Prove formally that a sequence $a_n = 1/n$ converges to $0$. Prove formally that a sequence $a_n = 1/n$ converges to $0$ using formal definition of continuity. 
 A: The sequence $\{a_n\}_{n=1}^\infty$, where $a_n$ is defined as $a_n=\frac1n$, is a convergent sequence. You can prove the fact that it is convergent with a limit of $L$ by showing that

For every $\epsilon > 0$, there exists some $N\in\mathbb N$ such that for every $n>N$, the inequality $|a_n-L|<\epsilon$


On the other hand, the series
$$\sum_{i=1}^\infty \frac 1n$$ is divergent. This is because the sequence $\{S_n\}_{n=1}^\infty$, defined as $$S_n = \sum_{i=1}^n \frac 1i$$ is divergent.
A: To say that $1/n$ converges to $0$ is to say that you can make the difference
$$\vert \frac{1}{n} -0 \vert = \vert \frac{1}{n} \vert = \frac{1}{n}$$
less than any $\epsilon$, no matter how small, just by taking a big enough $n$, going far enough in the sequence.
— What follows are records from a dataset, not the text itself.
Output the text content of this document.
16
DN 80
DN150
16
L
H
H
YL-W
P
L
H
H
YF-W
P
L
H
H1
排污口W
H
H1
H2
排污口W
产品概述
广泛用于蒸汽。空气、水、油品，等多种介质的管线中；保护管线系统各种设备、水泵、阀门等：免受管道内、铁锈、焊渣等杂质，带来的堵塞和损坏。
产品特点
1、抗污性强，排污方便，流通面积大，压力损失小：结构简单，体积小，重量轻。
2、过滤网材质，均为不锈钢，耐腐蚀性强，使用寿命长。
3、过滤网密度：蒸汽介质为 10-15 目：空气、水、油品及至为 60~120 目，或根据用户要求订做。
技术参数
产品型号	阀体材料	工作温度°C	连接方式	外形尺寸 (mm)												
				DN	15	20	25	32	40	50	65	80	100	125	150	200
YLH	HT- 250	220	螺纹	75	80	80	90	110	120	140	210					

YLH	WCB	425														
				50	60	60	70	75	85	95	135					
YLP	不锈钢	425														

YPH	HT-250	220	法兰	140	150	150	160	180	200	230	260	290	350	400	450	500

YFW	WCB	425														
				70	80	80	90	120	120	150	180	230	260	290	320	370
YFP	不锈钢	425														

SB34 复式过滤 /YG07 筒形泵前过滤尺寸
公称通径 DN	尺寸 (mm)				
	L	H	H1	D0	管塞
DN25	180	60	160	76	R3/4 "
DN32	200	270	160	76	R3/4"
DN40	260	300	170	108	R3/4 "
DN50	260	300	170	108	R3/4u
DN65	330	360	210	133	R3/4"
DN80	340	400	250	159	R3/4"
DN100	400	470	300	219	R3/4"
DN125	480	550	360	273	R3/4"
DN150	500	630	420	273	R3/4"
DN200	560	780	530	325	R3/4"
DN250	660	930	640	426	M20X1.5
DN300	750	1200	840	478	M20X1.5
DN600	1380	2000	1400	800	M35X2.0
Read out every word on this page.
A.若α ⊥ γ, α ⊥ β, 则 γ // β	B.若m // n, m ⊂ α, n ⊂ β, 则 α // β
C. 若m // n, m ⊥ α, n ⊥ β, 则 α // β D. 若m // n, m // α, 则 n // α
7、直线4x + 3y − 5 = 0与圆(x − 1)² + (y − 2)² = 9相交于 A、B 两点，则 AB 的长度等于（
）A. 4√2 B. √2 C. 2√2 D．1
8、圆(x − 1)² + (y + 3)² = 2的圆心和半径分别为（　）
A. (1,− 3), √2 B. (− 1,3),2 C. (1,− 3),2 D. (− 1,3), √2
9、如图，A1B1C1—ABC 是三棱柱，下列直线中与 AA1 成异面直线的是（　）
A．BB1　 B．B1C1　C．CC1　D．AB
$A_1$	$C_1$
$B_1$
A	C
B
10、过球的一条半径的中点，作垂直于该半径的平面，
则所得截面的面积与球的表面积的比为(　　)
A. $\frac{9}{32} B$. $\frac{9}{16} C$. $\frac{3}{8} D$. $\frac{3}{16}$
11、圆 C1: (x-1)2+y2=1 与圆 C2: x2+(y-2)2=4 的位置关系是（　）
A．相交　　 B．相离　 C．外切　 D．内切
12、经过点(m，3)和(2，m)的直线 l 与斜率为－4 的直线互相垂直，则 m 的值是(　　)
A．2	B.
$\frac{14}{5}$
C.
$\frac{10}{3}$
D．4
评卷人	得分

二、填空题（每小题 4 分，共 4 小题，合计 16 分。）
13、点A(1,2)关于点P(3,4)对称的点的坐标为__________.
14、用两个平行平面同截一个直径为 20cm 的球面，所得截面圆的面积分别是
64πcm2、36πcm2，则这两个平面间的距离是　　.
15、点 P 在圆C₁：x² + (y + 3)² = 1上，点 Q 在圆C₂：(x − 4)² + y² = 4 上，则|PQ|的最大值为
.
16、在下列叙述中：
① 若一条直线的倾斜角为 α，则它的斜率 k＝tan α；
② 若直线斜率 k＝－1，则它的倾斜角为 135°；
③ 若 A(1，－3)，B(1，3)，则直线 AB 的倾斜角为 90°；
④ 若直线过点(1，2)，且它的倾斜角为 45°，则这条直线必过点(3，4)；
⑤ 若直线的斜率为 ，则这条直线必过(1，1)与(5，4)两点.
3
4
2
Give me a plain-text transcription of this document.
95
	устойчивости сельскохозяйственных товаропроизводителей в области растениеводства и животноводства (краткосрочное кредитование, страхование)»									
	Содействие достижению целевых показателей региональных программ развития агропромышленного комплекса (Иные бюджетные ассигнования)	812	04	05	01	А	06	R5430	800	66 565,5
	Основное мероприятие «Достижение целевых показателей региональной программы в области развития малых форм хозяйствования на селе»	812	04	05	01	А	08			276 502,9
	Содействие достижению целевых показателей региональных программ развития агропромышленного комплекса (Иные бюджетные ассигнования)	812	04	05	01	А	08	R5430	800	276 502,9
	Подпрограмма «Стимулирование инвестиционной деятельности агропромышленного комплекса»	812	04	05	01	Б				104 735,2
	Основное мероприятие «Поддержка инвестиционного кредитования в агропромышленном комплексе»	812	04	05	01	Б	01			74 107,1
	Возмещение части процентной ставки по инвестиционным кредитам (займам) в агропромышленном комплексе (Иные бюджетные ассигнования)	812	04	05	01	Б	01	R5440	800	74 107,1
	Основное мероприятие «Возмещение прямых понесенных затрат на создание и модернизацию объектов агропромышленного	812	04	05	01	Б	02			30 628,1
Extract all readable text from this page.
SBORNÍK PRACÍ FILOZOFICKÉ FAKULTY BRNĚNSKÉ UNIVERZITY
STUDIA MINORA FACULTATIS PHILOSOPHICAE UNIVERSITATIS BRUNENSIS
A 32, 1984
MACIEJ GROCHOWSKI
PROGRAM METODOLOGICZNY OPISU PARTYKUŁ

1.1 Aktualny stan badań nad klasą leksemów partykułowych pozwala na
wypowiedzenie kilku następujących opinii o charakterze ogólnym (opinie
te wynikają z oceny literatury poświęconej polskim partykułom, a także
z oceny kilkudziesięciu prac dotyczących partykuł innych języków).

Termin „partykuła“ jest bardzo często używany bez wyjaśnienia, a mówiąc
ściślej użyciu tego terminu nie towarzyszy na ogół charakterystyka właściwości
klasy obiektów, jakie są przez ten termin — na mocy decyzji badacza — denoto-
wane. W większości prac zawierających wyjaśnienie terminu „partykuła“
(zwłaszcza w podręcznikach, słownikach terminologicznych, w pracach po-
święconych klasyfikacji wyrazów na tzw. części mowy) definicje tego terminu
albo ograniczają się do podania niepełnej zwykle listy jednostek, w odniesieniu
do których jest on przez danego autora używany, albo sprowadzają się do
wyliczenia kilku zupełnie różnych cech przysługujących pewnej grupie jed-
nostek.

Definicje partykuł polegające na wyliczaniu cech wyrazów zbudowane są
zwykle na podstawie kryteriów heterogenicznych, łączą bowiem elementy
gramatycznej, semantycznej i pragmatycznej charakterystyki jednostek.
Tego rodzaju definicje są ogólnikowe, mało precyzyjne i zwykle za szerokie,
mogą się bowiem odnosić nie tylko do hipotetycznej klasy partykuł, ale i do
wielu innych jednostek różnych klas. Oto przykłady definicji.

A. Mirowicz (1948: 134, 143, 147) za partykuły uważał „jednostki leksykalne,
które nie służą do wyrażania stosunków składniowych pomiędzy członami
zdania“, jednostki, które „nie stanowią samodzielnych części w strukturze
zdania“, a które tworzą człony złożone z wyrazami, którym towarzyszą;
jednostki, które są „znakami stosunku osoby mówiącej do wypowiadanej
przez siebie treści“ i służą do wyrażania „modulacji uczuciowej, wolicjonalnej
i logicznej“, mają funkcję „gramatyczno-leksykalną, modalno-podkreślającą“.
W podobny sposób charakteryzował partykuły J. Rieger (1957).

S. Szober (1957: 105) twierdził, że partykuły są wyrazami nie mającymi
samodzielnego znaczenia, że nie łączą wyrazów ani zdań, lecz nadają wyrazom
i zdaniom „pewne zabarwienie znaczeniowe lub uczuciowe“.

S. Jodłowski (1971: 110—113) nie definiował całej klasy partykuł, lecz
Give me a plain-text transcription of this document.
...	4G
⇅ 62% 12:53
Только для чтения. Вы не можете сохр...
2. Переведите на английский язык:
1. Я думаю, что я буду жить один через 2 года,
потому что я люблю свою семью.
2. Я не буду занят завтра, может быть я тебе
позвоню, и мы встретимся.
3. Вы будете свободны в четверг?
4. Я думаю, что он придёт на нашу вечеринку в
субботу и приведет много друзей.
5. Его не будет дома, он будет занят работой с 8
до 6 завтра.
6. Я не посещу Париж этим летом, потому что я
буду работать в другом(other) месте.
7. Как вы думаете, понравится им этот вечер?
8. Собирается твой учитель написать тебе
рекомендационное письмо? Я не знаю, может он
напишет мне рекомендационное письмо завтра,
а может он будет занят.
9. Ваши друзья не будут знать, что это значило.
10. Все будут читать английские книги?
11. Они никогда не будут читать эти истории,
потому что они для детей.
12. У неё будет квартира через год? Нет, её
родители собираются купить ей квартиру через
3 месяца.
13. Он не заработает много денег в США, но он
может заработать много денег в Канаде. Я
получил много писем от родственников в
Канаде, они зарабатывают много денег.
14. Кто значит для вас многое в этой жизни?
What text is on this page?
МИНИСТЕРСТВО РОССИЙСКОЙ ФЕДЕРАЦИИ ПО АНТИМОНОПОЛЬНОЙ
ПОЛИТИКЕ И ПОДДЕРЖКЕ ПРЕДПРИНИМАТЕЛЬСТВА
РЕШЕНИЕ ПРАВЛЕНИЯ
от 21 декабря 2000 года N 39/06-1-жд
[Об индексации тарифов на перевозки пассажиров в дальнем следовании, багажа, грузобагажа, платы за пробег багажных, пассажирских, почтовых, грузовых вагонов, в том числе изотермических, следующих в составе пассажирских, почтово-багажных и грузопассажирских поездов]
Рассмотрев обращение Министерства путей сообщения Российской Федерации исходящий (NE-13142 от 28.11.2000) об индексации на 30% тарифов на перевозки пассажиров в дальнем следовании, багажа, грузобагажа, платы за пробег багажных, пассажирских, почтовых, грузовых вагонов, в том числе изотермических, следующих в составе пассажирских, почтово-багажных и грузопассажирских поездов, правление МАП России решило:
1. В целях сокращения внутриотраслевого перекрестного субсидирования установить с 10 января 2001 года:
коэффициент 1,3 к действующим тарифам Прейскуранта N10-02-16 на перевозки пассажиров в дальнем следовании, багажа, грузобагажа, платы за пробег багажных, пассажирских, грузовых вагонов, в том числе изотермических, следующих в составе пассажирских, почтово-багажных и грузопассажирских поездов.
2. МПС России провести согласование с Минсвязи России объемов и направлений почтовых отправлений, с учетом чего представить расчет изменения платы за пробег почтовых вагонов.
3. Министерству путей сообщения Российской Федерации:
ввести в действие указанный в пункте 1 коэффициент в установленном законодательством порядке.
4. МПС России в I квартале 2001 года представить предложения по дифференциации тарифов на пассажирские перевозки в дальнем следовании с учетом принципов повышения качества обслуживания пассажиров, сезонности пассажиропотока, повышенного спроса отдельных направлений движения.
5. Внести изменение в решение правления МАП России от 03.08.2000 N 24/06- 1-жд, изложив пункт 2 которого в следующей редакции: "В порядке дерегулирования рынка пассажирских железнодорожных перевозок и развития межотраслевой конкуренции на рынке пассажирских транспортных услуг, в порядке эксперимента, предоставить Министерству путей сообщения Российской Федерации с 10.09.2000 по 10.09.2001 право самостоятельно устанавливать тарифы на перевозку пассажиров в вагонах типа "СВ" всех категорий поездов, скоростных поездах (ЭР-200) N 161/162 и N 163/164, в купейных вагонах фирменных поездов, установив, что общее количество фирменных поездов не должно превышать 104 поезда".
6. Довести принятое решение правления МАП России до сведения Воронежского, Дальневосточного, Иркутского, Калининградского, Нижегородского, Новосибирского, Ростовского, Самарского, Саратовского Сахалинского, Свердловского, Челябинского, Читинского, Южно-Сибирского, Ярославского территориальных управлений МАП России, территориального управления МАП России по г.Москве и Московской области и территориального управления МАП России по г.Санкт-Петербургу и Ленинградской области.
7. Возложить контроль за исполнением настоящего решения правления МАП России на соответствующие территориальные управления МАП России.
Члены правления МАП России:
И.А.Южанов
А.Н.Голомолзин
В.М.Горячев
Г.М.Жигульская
Now if $\epsilon$ is arbitrary, what $n$ do you have to choose to make sure that
$$\frac{1}{n} < \epsilon \quad \text{?}$$
A: Proof
For any $\varepsilon>0$, there exists a $N=[1/\varepsilon]+1$ (where $[\cdots]$ denotes the floor integer function) such that $$\big|\frac{1}{n}-0\big|=\frac{1}{n}<\frac{1}{N}=\frac{1}{[1/\varepsilon]+1}<\frac{1}{1/\varepsilon}=\varepsilon$$ when $n>N.$ Thus, by the definition of the sequence limit, we are done.